Les McDowall became manager in 1950, and managed the Blues for more league seasons than any other manager. Known for his tactical awareness, McDowall's implementation of a system known as the Revie Plan resulted in two FA Cup final appearances, a defeat in 1955 and a victory in 1956. McDowall resigned following relegation in 1963, and his assistant George Poyser became manager. Poyser proved unsuited to the manager's role, and was sacked in 1965. Joe Mercer was appointed, and the club's golden era began. Mercer became the club's most successful manager in terms of trophies won, winning the League Championship, the FA Cup, the League Cup and the European Cup Winners' Cup in his six years at the helm. Over time Mercer's assistant Malcolm Allison sought a progressively larger say in non-coaching matters, and in October 1971 he took sole control of the first team, with Mercer becoming "general manager".

During Peter Swales' time as Manchester City chairman the tenure of managers was frequently brief, as between 1973 and 1994 eleven managers were appointed. The first of these was Ron Saunders, after ill health had forced Johnny Hart to leave the post. Saunders was sacked after only six months, and club stalwart Tony Book took over. Book managed the club for five years, winning the League Cup in 1976. Malcolm Allison, who had rejoined the coaching staff in January 1979, made an ill-fated return to the manager's role later that year, a spell noted more for financial excess than on-pitch success. A further six managers (John Bond, John Benson, Billy McNeill, Jimmy Frizzell, Mel Machin and Howard Kendall) were appointed in the 1980s, with none lasting more than three years amid a series of promotions and relegations. An upturn in results occurred during Peter Reid's management, the club achieving consecutive fifth-place finishes, but a deterioration in Reid's relationship with the board signalled the end of his spell at the club. Brian Horton arrived from Oxford to sceptical newspaper headlines of "Brian Who?", but developed a reputation for attractive football. Swales was replaced as chairman by former City striker Francis Lee. Lee wanted to bring in his own man, and in the 1995 close season he replaced Horton with Alan Ball, whose sole full season resulted in relegation.

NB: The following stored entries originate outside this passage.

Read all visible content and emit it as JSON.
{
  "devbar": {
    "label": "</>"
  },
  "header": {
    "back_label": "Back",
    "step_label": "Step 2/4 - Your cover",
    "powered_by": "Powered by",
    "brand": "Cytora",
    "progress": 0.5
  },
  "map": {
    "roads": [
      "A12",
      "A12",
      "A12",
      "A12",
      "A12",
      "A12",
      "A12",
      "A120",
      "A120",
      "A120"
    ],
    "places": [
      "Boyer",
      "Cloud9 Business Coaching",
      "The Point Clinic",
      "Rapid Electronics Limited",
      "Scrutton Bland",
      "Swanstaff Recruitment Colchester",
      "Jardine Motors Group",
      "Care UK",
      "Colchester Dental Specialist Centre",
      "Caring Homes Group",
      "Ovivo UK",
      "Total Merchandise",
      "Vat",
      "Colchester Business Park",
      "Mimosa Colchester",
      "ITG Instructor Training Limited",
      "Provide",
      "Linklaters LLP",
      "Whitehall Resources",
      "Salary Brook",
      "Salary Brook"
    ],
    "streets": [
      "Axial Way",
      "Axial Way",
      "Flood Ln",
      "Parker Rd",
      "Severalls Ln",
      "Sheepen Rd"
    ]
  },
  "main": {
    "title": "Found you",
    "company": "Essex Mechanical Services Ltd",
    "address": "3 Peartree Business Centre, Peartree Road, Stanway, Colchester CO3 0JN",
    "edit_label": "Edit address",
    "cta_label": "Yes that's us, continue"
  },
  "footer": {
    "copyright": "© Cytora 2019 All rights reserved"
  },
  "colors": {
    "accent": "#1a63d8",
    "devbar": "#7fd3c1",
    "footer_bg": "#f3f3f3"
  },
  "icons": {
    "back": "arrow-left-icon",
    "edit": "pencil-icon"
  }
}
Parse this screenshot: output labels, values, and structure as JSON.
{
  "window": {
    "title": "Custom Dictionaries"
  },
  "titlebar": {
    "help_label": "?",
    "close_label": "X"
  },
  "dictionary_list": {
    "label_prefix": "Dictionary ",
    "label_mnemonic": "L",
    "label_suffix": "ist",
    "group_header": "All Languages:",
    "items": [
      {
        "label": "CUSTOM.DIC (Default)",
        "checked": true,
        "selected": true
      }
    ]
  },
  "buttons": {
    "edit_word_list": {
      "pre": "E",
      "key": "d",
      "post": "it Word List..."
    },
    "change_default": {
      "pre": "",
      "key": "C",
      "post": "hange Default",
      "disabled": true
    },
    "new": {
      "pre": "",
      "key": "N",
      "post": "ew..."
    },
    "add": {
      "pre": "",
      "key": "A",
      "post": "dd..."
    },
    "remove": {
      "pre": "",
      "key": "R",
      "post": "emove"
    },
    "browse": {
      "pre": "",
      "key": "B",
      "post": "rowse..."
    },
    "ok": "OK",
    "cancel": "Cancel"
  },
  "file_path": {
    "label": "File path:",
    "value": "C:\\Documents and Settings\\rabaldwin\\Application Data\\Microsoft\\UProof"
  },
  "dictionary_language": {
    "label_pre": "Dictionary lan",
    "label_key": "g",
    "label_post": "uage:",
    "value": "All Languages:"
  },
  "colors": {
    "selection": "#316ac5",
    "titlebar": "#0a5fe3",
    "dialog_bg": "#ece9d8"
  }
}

In the 1996–97 season, even the turnover rate of the Swales years was surpassed, with five managers (three permanent appointments and two caretakers) taking charge of first team affairs during the course of the season. The third of these was Steve Coppell, the shortest serving manager in the club's history, who resigned on ill health grounds after 32 days as manager. The final of the five, Frank Clark, saw out the season but did not last much longer, losing his job in February 1998 with the club on the brink of relegation to the third tier of English football. Joe Royle was unable to prevent relegation, but subsequently achieved successive promotions to restore top flight status, though relegation a year later resulted in his sacking.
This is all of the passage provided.